His name was Michael. He had no other given name, and that suited him just fine. It fit his image—basic, uncomplicated and tough. Yes, just one word was easier. Michael liked to drink beer and smoke unfiltered Pall Mall's. He cursed, preferred his music loud and his women simple like his name. He was thirty-four, never married and didn't want to be. He knew he was smart—his high school algebra teacher told him he was most likely a genius based on his test scores. Michael, however, wasn't interested in being an intellectual. No, that would only complicate his life. He lived in a one bedroom, rat infested basement apartment in East Hanover, New Jersey where he frequently gambled and had on more than one occasion pulled a knife on his then best friend Reggie. He liked being the bad boy outsider—it made each day easier when dealing with the absurdities both life, and death, had already dealt him. Michael knew he wasn't typical for his kind. Michael, you see, was an angel.

Michael was more than a common outsider. Birthed in a shack near a sea of cornfields, Michael entered the world not fully human. From a tryst between a renegade angel and a homely farm girl of 18, Michael inhaled his first gulp of oxygen, unaware that what lay before him would be both horrific and heroic. His destiny, unwritten thus far, might forever transform the way the universe - and its innumerable sentient entities - perceived good and evil. Michael would, in fact, become a world changer.

"A world Changer", Michael muttered to himself under his breath, "that'll be the fucking day". As he walked down the main street in East Hanover he recalled the first time he heard 'the voice'. He was standing in his faded green boxer shorts, having just lit a cigarette from underneath the stove burner. He reached up to open the shelf without a knob when he heard movement near the barred window. He moved slowly toward the noise—not too concerned, but picking up a frying can from the counter anyway—it was probably a rat.

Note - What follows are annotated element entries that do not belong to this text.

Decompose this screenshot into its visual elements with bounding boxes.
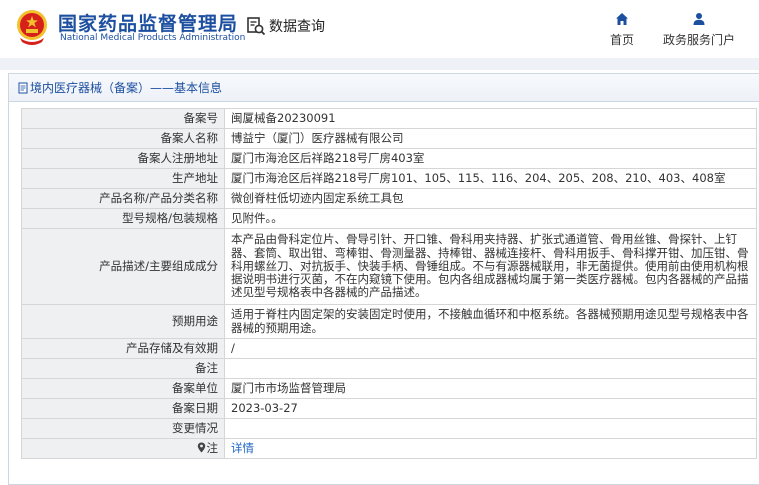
- details-link[interactable]: 详情: [231, 441, 254, 455]
- detail-panel: 境内医疗器械（备案）——基本信息 备案号 闽厦械备20230091 备案人名称 …: [8, 73, 759, 485]
- pin-icon: [197, 442, 205, 453]
- table-row: 备案单位 厦门市市场监督管理局: [21, 378, 757, 399]
- table-row: 产品名称/产品分类名称 微创脊柱低切迹内固定系统工具包: [21, 188, 757, 209]
- field-label: 备案人注册地址: [21, 148, 225, 169]
- field-value: 厦门市市场监督管理局: [224, 378, 757, 399]
- panel-title: 境内医疗器械（备案）——基本信息: [30, 81, 223, 95]
- field-label: 预期用途: [21, 304, 225, 339]
- site-subtitle: National Medical Products Administration: [60, 33, 246, 43]
- field-label: 备案单位: [21, 378, 225, 399]
- table-row: 备注: [21, 358, 757, 379]
- data-query-button[interactable]: 数据查询: [246, 14, 325, 38]
- field-value: 厦门市海沧区后祥路218号厂房101、105、115、116、204、205、2…: [224, 168, 757, 189]
- document-icon: [18, 82, 28, 93]
- field-label: 产品存储及有效期: [21, 338, 225, 359]
- field-label: 备案人名称: [21, 128, 225, 149]
- record-table: 备案号 闽厦械备20230091 备案人名称 博益宁（厦门）医疗器械有限公司 备…: [21, 108, 757, 459]
- site-header: 国家药品监督管理局 National Medical Products Admi…: [0, 0, 759, 58]
- field-label: 产品名称/产品分类名称: [21, 188, 225, 209]
- field-value: /: [224, 338, 757, 359]
- nav-home[interactable]: 首页: [604, 12, 640, 48]
- note-value-cell: 详情: [224, 438, 757, 459]
- field-label: 产品描述/主要组成成分: [21, 228, 225, 305]
- field-value: [224, 358, 757, 379]
- field-value: 2023-03-27: [224, 398, 757, 419]
- field-value: 适用于脊柱内固定架的安装固定时使用，不接触血循环和中枢系统。各器械预期用途见型号…: [224, 304, 757, 339]
- table-row: 产品存储及有效期 /: [21, 338, 757, 359]
- field-label: 备注: [21, 358, 225, 379]
- field-value: 厦门市海沧区后祥路218号厂房403室: [224, 148, 757, 169]
- data-query-label: 数据查询: [269, 19, 325, 35]
- table-row: 生产地址 厦门市海沧区后祥路218号厂房101、105、115、116、204、…: [21, 168, 757, 189]
- table-row: 备案号 闽厦械备20230091: [21, 108, 757, 129]
- table-row: 备案人名称 博益宁（厦门）医疗器械有限公司: [21, 128, 757, 149]
- nav-service-portal[interactable]: 政务服务门户: [656, 12, 742, 48]
- home-icon: [616, 13, 628, 25]
- field-label: 备案日期: [21, 398, 225, 419]
- table-row: 变更情况: [21, 418, 757, 439]
- field-value: 微创脊柱低切迹内固定系统工具包: [224, 188, 757, 209]
- table-row: 型号规格/包装规格 见附件。。: [21, 208, 757, 229]
- panel-header: 境内医疗器械（备案）——基本信息: [9, 74, 759, 102]
- search-document-icon: [247, 17, 266, 36]
- field-value: 闽厦械备20230091: [224, 108, 757, 129]
- nav-service-portal-label: 政务服务门户: [662, 33, 735, 47]
- user-icon: [693, 13, 705, 25]
- note-label-cell: 注: [21, 438, 225, 459]
- table-row: 预期用途 适用于脊柱内固定架的安装固定时使用，不接触血循环和中枢系统。各器械预期…: [21, 304, 757, 339]
- field-label: 备案号: [21, 108, 225, 129]
- site-title[interactable]: 国家药品监督管理局: [58, 9, 238, 36]
- header-divider: [0, 58, 759, 70]
- field-value: 博益宁（厦门）医疗器械有限公司: [224, 128, 757, 149]
- field-label: 型号规格/包装规格: [21, 208, 225, 229]
- field-value: [224, 418, 757, 439]
- table-row: 备案日期 2023-03-27: [21, 398, 757, 419]
- note-label: 注: [206, 440, 219, 455]
- field-value: 见附件。。: [224, 208, 757, 229]
- nav-home-label: 首页: [609, 33, 634, 47]
- field-value: 本产品由骨科定位片、骨导引针、开口锥、骨科用夹持器、扩张式通道管、骨用丝锥、骨探…: [224, 228, 757, 305]
- table-row: 备案人注册地址 厦门市海沧区后祥路218号厂房403室: [21, 148, 757, 169]
- field-label: 生产地址: [21, 168, 225, 189]
- table-row: 注 详情: [21, 438, 757, 459]
- table-row: 产品描述/主要组成成分 本产品由骨科定位片、骨导引针、开口锥、骨科用夹持器、扩张…: [21, 228, 757, 305]
- field-label: 变更情况: [21, 418, 225, 439]
- national-emblem-icon: [17, 10, 47, 45]
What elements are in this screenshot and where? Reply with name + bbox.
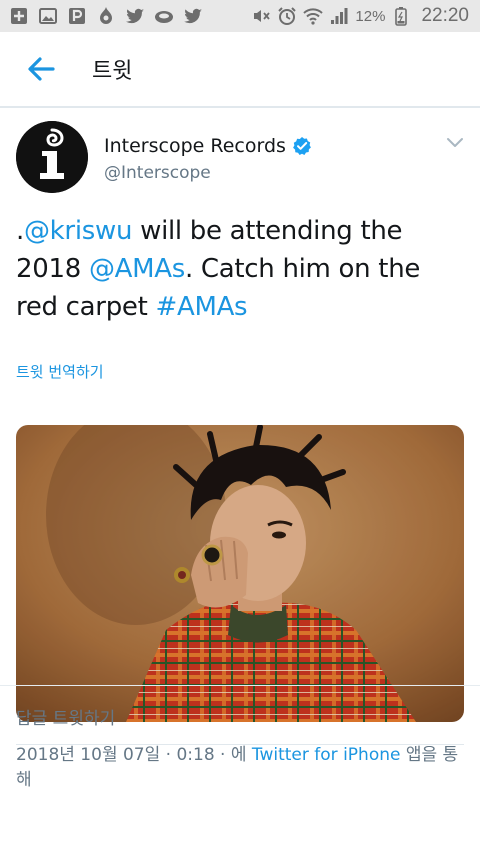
verified-badge-icon [292,136,312,156]
page-title: 트윗 [92,59,133,84]
translate-tweet-link[interactable]: 트윗 번역하기 [16,361,104,382]
reply-underline [16,744,464,745]
signal-icon [329,6,349,26]
author-display-name[interactable]: Interscope Records [104,135,286,157]
tweet-timestamp: 2018년 10월 07일 · 0:18 · 에 [16,745,252,765]
reply-input[interactable]: 답글 트윗하기 [0,686,480,746]
tweet-meta: 2018년 10월 07일 · 0:18 · 에 Twitter for iPh… [16,743,464,793]
image-icon [38,6,58,26]
alarm-icon [277,6,297,26]
wifi-icon [303,6,324,26]
cloud-icon [154,6,174,26]
status-bar-system: 12% 22:20 [251,5,480,27]
tweet-source-link[interactable]: Twitter for iPhone [252,745,401,765]
reply-placeholder: 답글 트윗하기 [16,708,116,729]
avatar[interactable] [16,121,88,193]
battery-icon [391,6,411,26]
arrow-left-icon [28,57,55,81]
tweet-text: .@kriswu will be attending the 2018 @AMA… [16,212,464,326]
tweet-text-segment: . [16,216,24,246]
status-bar: 12% 22:20 [0,0,480,32]
twitter-bird-icon [125,6,145,26]
plus-box-icon [9,6,29,26]
mention-link[interactable]: @AMAs [89,254,185,284]
chevron-down-icon [447,138,463,147]
battery-percent: 12% [355,7,386,25]
author-name-row: Interscope Records [104,135,312,157]
status-clock: 22:20 [421,5,469,26]
mention-link[interactable]: @kriswu [24,216,132,246]
author-handle[interactable]: @Interscope [104,163,211,183]
hashtag-link[interactable]: #AMAs [155,292,247,322]
p-logo-icon [67,6,87,26]
back-button[interactable] [24,52,58,86]
fire-drop-icon [96,6,116,26]
status-bar-notifications [0,6,203,26]
twitter-bird-icon [183,6,203,26]
tweet-photo[interactable] [16,425,464,722]
mute-icon [251,6,271,26]
interscope-logo-icon [16,121,88,193]
tweet-options-button[interactable] [444,132,466,154]
app-header: 트윗 [0,32,480,108]
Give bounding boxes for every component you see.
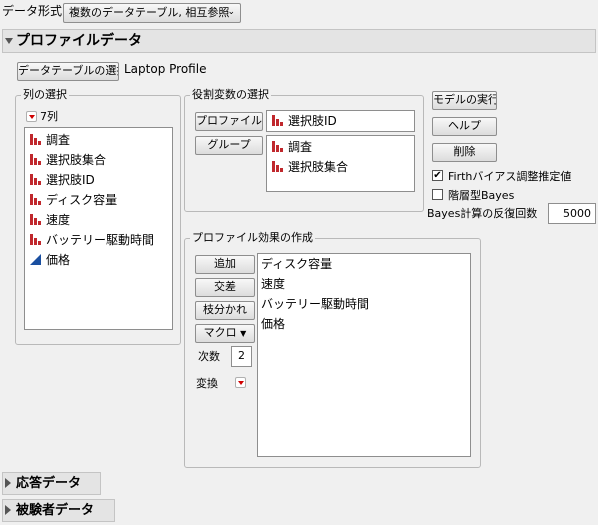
disclosure-closed-icon[interactable]: [5, 478, 11, 488]
list-item[interactable]: バッテリー駆動時間: [29, 231, 154, 249]
red-triangle-menu-icon[interactable]: [26, 111, 37, 122]
firth-label: Firthバイアス調整推定値: [448, 170, 572, 183]
nominal-bar-icon: [272, 161, 283, 172]
list-item[interactable]: バッテリー駆動時間: [261, 295, 369, 313]
nominal-bar-icon: [30, 134, 41, 145]
column-label: 調査: [46, 133, 71, 147]
list-item[interactable]: 選択肢集合: [271, 158, 348, 176]
profile-id-box[interactable]: 選択肢ID: [266, 110, 415, 132]
bayes-iterations-value: 5000: [563, 207, 591, 220]
nominal-bar-icon: [30, 234, 41, 245]
profile-id-value: 選択肢ID: [288, 114, 337, 128]
nominal-bar-icon: [30, 174, 41, 185]
group-button[interactable]: グループ: [195, 136, 263, 155]
select-table-button[interactable]: データテーブルの選択: [17, 62, 119, 81]
list-item[interactable]: 調査: [271, 138, 312, 156]
hierarchical-bayes-checkbox[interactable]: [432, 189, 443, 200]
triangle-down-icon: ▼: [240, 329, 247, 338]
group-value: 調査: [288, 140, 313, 154]
continuous-triangle-icon: [30, 254, 41, 265]
macro-label: マクロ: [203, 326, 237, 339]
disclosure-closed-icon[interactable]: [5, 505, 11, 515]
chevron-down-icon: ⌄: [227, 7, 235, 17]
degree-label: 次数: [198, 350, 220, 363]
list-item[interactable]: 価格: [261, 315, 285, 333]
group-box[interactable]: 調査 選択肢集合: [266, 135, 415, 192]
column-label: バッテリー駆動時間: [46, 233, 155, 247]
column-label: 価格: [46, 253, 71, 267]
run-model-button[interactable]: モデルの実行: [432, 91, 497, 110]
nominal-bar-icon: [272, 141, 283, 152]
profile-section-header[interactable]: プロファイルデータ: [2, 29, 596, 53]
macro-button[interactable]: マクロ ▼: [195, 324, 255, 343]
table-name: Laptop Profile: [124, 62, 207, 76]
profile-effects-legend: プロファイル効果の作成: [190, 231, 315, 245]
nominal-bar-icon: [272, 115, 283, 126]
response-data-header[interactable]: 応答データ: [2, 472, 101, 495]
list-item[interactable]: 選択肢ID: [271, 112, 337, 130]
nominal-bar-icon: [30, 214, 41, 225]
list-item[interactable]: 調査: [29, 131, 70, 149]
column-label: 速度: [46, 213, 71, 227]
cross-button[interactable]: 交差: [195, 278, 255, 297]
help-button[interactable]: ヘルプ: [432, 117, 497, 136]
nominal-bar-icon: [30, 154, 41, 165]
transform-label: 変換: [196, 377, 218, 390]
column-label: 選択肢集合: [46, 153, 107, 167]
hierarchical-bayes-label: 階層型Bayes: [448, 189, 515, 202]
transform-menu-icon[interactable]: [235, 377, 246, 388]
list-item[interactable]: ディスク容量: [29, 191, 117, 209]
data-format-select[interactable]: 複数のデータテーブル, 相互参照 ⌄: [63, 3, 241, 23]
column-count: 7列: [40, 110, 58, 123]
column-selection-legend: 列の選択: [21, 88, 69, 102]
group-value: 選択肢集合: [288, 160, 349, 174]
list-item[interactable]: 速度: [29, 211, 70, 229]
column-list[interactable]: 調査 選択肢集合 選択肢ID ディスク容量 速度 バッテリー駆動時間 価格: [24, 127, 173, 330]
list-item[interactable]: 速度: [261, 275, 285, 293]
degree-input[interactable]: 2: [231, 346, 252, 367]
subject-data-header[interactable]: 被験者データ: [2, 499, 115, 522]
column-label: 選択肢ID: [46, 173, 95, 187]
list-item[interactable]: 選択肢ID: [29, 171, 95, 189]
data-format-value: 複数のデータテーブル, 相互参照: [69, 6, 230, 19]
column-label: ディスク容量: [46, 193, 118, 207]
response-data-title: 応答データ: [16, 476, 82, 491]
list-item[interactable]: 選択肢集合: [29, 151, 106, 169]
profile-section-title: プロファイルデータ: [16, 33, 142, 49]
degree-value: 2: [238, 349, 245, 362]
list-item[interactable]: ディスク容量: [261, 255, 332, 273]
effects-list[interactable]: ディスク容量 速度 バッテリー駆動時間 価格: [257, 253, 471, 457]
subject-data-title: 被験者データ: [16, 503, 95, 518]
bayes-iterations-label: Bayes計算の反復回数: [427, 205, 538, 221]
remove-button[interactable]: 削除: [432, 143, 497, 162]
firth-checkbox[interactable]: ✔: [432, 170, 443, 181]
nominal-bar-icon: [30, 194, 41, 205]
disclosure-open-icon[interactable]: [5, 38, 13, 44]
list-item[interactable]: 価格: [29, 251, 70, 269]
bayes-iterations-input[interactable]: 5000: [548, 203, 596, 224]
add-button[interactable]: 追加: [195, 255, 255, 274]
data-format-label: データ形式: [2, 4, 63, 18]
role-selection-legend: 役割変数の選択: [190, 88, 271, 102]
profile-id-button[interactable]: プロファイルID: [195, 112, 263, 131]
nest-button[interactable]: 枝分かれ: [195, 301, 255, 320]
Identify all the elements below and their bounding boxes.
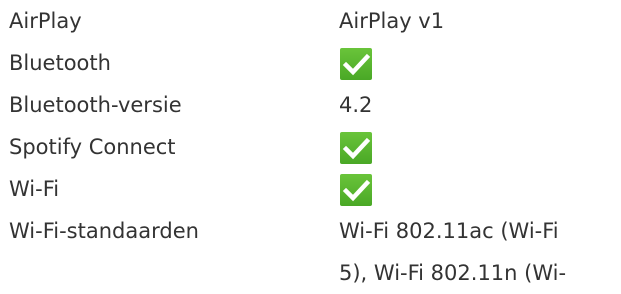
checkmark-icon	[340, 132, 372, 164]
spec-label: Wi-Fi-standaarden	[9, 219, 199, 243]
spec-row-bluetooth: Bluetooth	[9, 42, 621, 84]
spec-row-wifi: Wi-Fi	[9, 168, 621, 210]
spec-label: Bluetooth-versie	[9, 93, 182, 117]
checkmark-icon	[340, 174, 372, 206]
spec-row-spotify-connect: Spotify Connect	[9, 126, 621, 168]
spec-table: AirPlay AirPlay v1 Bluetooth Bluetooth-v…	[9, 0, 621, 285]
spec-label: Bluetooth	[9, 51, 111, 75]
spec-value: AirPlay v1	[339, 9, 445, 33]
spec-label: AirPlay	[9, 9, 82, 33]
spec-row-bluetooth-version: Bluetooth-versie 4.2	[9, 84, 621, 126]
spec-value: Wi-Fi 802.11ac (Wi-Fi 5), Wi-Fi 802.11n …	[339, 219, 567, 285]
spec-value: 4.2	[339, 93, 373, 117]
spec-label: Wi-Fi	[9, 177, 60, 201]
spec-row-airplay: AirPlay AirPlay v1	[9, 0, 621, 42]
checkmark-icon	[340, 48, 372, 80]
spec-label: Spotify Connect	[9, 135, 176, 159]
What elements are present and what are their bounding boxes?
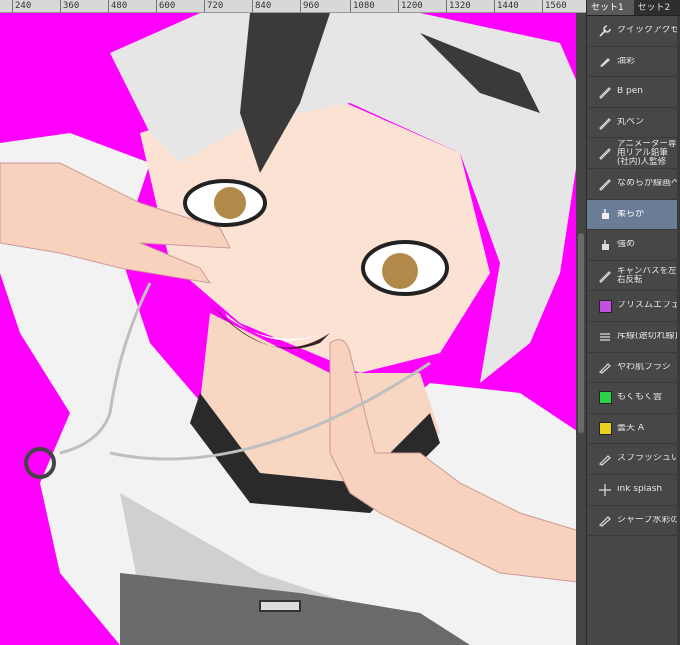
- tool-item[interactable]: B pen: [587, 77, 680, 108]
- tool-label: 柔らか: [617, 209, 645, 219]
- ruler-mark: 720: [204, 0, 223, 13]
- tool-label: 油彩: [617, 56, 636, 66]
- tab-set-1[interactable]: セット1: [587, 0, 634, 15]
- app-window: 240 360 480 600 720 840 960 1080 1200 13…: [0, 0, 680, 645]
- tool-item[interactable]: スプラッシュいんく: [587, 444, 680, 475]
- pen-icon: [597, 115, 613, 131]
- ruler-mark: 1080: [350, 0, 375, 13]
- prism-swatch-icon: [597, 298, 613, 314]
- ruler-mark: 1560: [542, 0, 567, 13]
- canvas-scroll-thumb[interactable]: [578, 233, 584, 433]
- tool-label: もくもく雲: [617, 393, 663, 403]
- tool-item[interactable]: 斥線(途切れ線): [587, 322, 680, 353]
- tool-item[interactable]: 強め: [587, 230, 680, 261]
- airbrush-icon: [597, 237, 613, 253]
- ruler-mark: 1320: [446, 0, 471, 13]
- tool-label: プリズムエフェクト_2: [617, 301, 680, 311]
- horizontal-ruler: 240 360 480 600 720 840 960 1080 1200 13…: [0, 0, 586, 13]
- splash-icon: [597, 451, 613, 467]
- tool-item[interactable]: クイックアクセス設定: [587, 16, 680, 47]
- tool-label: B pen: [617, 87, 643, 97]
- tool-item[interactable]: もくもく雲: [587, 383, 680, 414]
- tool-item-selected[interactable]: 柔らか: [587, 199, 680, 231]
- tool-item[interactable]: アニメーター専用リアル鉛筆 (社内)人監修: [587, 138, 680, 169]
- tool-item[interactable]: なめらか線画ペン: [587, 169, 680, 200]
- ruler-mark: 360: [60, 0, 79, 13]
- tool-item[interactable]: ink splash: [587, 475, 680, 506]
- ruler-mark: 600: [156, 0, 175, 13]
- ruler-mark: 1440: [494, 0, 519, 13]
- sub-tool-panel: セット1 セット2 クイックアクセス設定 油彩 B pen 丸ペン: [586, 0, 680, 645]
- pen-icon: [597, 268, 613, 284]
- brush-icon: [597, 359, 613, 375]
- tool-label: スプラッシュいんく: [617, 454, 680, 464]
- cloud-swatch-icon: [597, 421, 613, 437]
- tool-item[interactable]: シャープ水彩のばし: [587, 506, 680, 537]
- paint-brush-icon: [597, 53, 613, 69]
- tool-item[interactable]: 油彩: [587, 47, 680, 78]
- pen-icon: [597, 176, 613, 192]
- tool-label: シャープ水彩のばし: [617, 515, 680, 525]
- sub-tool-tabs: セット1 セット2: [587, 0, 680, 16]
- ruler-mark: 840: [252, 0, 271, 13]
- sub-tool-list: クイックアクセス設定 油彩 B pen 丸ペン アニメーター専用リアル鉛筆 (社…: [587, 16, 680, 537]
- pen-icon: [597, 84, 613, 100]
- ruler-mark: 480: [108, 0, 127, 13]
- tool-label: アニメーター専用リアル鉛筆 (社内)人監修: [617, 139, 677, 167]
- tool-label: 強め: [617, 240, 636, 250]
- brush-icon: [597, 512, 613, 528]
- tool-item[interactable]: 丸ペン: [587, 108, 680, 139]
- artwork-illustration: [0, 13, 586, 645]
- belt-buckle: [259, 600, 301, 612]
- ruler-mark: 240: [12, 0, 31, 13]
- sparkle-icon: [597, 482, 613, 498]
- tool-item[interactable]: やわ肌ブラシ: [587, 353, 680, 384]
- canvas-vertical-scrollbar[interactable]: [576, 13, 586, 645]
- tool-item[interactable]: 曇天 A: [587, 414, 680, 445]
- tool-label: 曇天 A: [617, 423, 645, 433]
- wrench-icon: [597, 23, 613, 39]
- tool-item[interactable]: キャンバスを左右反転: [587, 261, 680, 292]
- airbrush-icon: [597, 206, 613, 222]
- tool-item[interactable]: プリズムエフェクト_2: [587, 291, 680, 322]
- pencil-icon: [597, 145, 613, 161]
- tool-label: 斥線(途切れ線): [617, 332, 679, 342]
- tool-label: ink splash: [617, 484, 663, 494]
- ruler-mark: 960: [300, 0, 319, 13]
- tool-label: やわ肌ブラシ: [617, 362, 671, 372]
- lines-icon: [597, 329, 613, 345]
- tool-label: 丸ペン: [617, 117, 645, 127]
- tab-set-2[interactable]: セット2: [634, 0, 680, 15]
- canvas-area[interactable]: 240 360 480 600 720 840 960 1080 1200 13…: [0, 0, 586, 645]
- tool-label: なめらか線画ペン: [617, 179, 680, 189]
- tool-label: クイックアクセス設定: [617, 26, 680, 36]
- cloud-swatch-icon: [597, 390, 613, 406]
- tool-label: キャンバスを左右反転: [617, 266, 677, 285]
- ruler-mark: 1200: [398, 0, 423, 13]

He was far from being Mr. Clean, but he didn't care for them in the kitchen. He stretched his neck forward to see over the furthest edge of the table, and stumbled backward, hitting the left side of his hip on a kitchen chair, letting the frying pan fly and eventually landing hard on his side-the back of his skull knocking into the center of the oven door. "What the Holy Hell was that?" he yelped. Still on the ground, he looked up at the table where a bug [a cricket to be exact], about the size of a grown pigeon slowly crawled, almost sauntering into view. "Hello Michael", it said in a raspy, nasally and unusually sedate voice, "I'm James. We have much to discuss, you and I".